One way I demonstrate my investment in the success of my team members is communicating with them via Meets (yes, I am a big fan of Meets), Fireworks, or in person daily. This is key, because when your employees are successful, so is your company, and so are you.

I like to discuss business but it tends to come up naturally as the conversation is always human-centric, rather than process-centric. We are all familiar with the invisible walls that exist between bosses and employees and these inaccurate ideas of employees and bosses often go unaddressed. I am a real person with a real life, hobbies, and a family, as are my employees. In some instances, it is unfortunate that many of us lose sight of these facts, without which, we would not be who we are. Especially working in a virtual environment with “quick hit” 15 minute calls each day about the latest updates, we’ve lost the small talk aspect of work, which contributes to the work environment being natural and harmonious. Keeping up to date with major events in your teams' lives is honestly interesting, and it also helps you get a better understanding of why and how they’re producing the way they are. If they have an illness, or have had a recent death in their family, that could be the simplest answer to why their work has been lacking the typical spark. If their work seems to have taken on a much more robust trajectory, maybe they’ve just gotten engaged or had a personal achievement. It’s important to keep up with these events and support your team in either aspect. 

One thing I always like to mention in discussions with my team is that my Meets office door is always open for a virtual get together. Yes, a few 10 minute chats take up some time, but make up for so much more in terms of relationship development. The benefits of listening are endless!

My ultimate hope and goal for all of my team members is that they become leaders themselves. My job is to challenge them when they are catching on, which is something they can use to leap forward. Challenges are the way to growth, and who does not want to grow? I hope they learn from watching the way I lead, but also take guidance from the challenges that are given to them, sometimes they are forced to lead. 

One of my greatest leaders once told me that he wished I would put him out of work. That stays with me every day. A confident leader wants his team members to become so capable and develop enough confidence to one day replace them. If we can all aspire and inspire in this way, imagine the possibilities for the growth of your business and the growth of your team.

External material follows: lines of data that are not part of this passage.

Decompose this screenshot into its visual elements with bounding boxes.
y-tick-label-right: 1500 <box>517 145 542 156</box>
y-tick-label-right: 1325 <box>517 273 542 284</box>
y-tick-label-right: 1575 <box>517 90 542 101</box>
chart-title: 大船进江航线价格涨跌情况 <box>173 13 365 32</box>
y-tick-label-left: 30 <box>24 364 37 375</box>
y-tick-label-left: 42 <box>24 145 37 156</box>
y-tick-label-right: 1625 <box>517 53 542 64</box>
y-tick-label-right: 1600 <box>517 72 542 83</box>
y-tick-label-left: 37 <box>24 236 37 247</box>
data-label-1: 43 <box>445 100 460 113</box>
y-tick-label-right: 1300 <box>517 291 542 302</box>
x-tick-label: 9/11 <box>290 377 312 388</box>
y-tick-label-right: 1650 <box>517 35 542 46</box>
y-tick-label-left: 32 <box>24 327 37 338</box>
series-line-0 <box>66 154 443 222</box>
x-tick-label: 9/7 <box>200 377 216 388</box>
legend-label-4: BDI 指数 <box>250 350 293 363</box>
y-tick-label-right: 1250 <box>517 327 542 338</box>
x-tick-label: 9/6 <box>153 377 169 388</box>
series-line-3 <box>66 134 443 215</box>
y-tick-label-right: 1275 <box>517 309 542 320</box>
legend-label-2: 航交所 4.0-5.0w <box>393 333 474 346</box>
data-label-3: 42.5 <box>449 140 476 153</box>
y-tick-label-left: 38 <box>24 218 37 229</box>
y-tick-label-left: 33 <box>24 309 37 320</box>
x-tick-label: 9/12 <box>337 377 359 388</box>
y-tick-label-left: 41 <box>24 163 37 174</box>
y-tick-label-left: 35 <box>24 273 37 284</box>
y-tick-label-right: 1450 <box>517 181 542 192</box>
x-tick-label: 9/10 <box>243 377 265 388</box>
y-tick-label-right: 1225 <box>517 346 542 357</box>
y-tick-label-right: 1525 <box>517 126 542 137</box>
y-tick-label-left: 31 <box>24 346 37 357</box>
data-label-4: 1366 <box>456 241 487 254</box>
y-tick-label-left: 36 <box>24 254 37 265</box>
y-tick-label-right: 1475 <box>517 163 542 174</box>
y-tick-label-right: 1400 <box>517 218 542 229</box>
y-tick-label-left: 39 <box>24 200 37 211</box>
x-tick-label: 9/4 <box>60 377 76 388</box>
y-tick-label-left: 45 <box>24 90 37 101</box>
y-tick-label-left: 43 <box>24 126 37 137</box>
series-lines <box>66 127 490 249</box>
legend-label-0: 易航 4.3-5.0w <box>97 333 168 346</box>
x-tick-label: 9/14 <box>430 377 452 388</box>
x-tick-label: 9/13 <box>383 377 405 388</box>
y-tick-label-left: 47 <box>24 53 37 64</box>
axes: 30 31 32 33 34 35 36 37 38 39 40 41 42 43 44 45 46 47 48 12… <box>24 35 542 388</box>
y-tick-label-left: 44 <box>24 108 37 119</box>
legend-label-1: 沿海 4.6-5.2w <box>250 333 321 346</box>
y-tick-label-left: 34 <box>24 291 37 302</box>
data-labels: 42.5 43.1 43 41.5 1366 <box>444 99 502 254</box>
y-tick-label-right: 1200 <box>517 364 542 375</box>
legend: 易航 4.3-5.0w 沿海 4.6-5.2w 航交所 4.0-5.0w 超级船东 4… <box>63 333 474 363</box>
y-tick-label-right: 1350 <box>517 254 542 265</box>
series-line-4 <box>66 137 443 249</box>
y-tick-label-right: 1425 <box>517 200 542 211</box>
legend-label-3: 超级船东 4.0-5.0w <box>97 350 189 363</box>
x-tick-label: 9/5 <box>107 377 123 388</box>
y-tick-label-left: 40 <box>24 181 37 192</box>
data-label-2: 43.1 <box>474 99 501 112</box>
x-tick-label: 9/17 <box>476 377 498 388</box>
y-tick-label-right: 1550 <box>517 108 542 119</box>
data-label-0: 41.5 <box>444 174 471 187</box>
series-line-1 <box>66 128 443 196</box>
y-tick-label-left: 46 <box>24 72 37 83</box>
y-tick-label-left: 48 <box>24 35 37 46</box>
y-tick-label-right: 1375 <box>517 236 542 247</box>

Here are some takeaways from my approach:

  • Create leaders by giving leadership tasks and ownership
  • Be wrong. I am always happily wrong. It is a small price to pay for always pushing forward. Society places an incorrect stigma around being wrong, it is actually empowering if practiced honestly and with integrity
  • Encourage your team to take risks

If you lead by following these three key points, you will experience the positive effects this type of leadership has on your team. Success comes from following (pushing, not pulling) your team to success.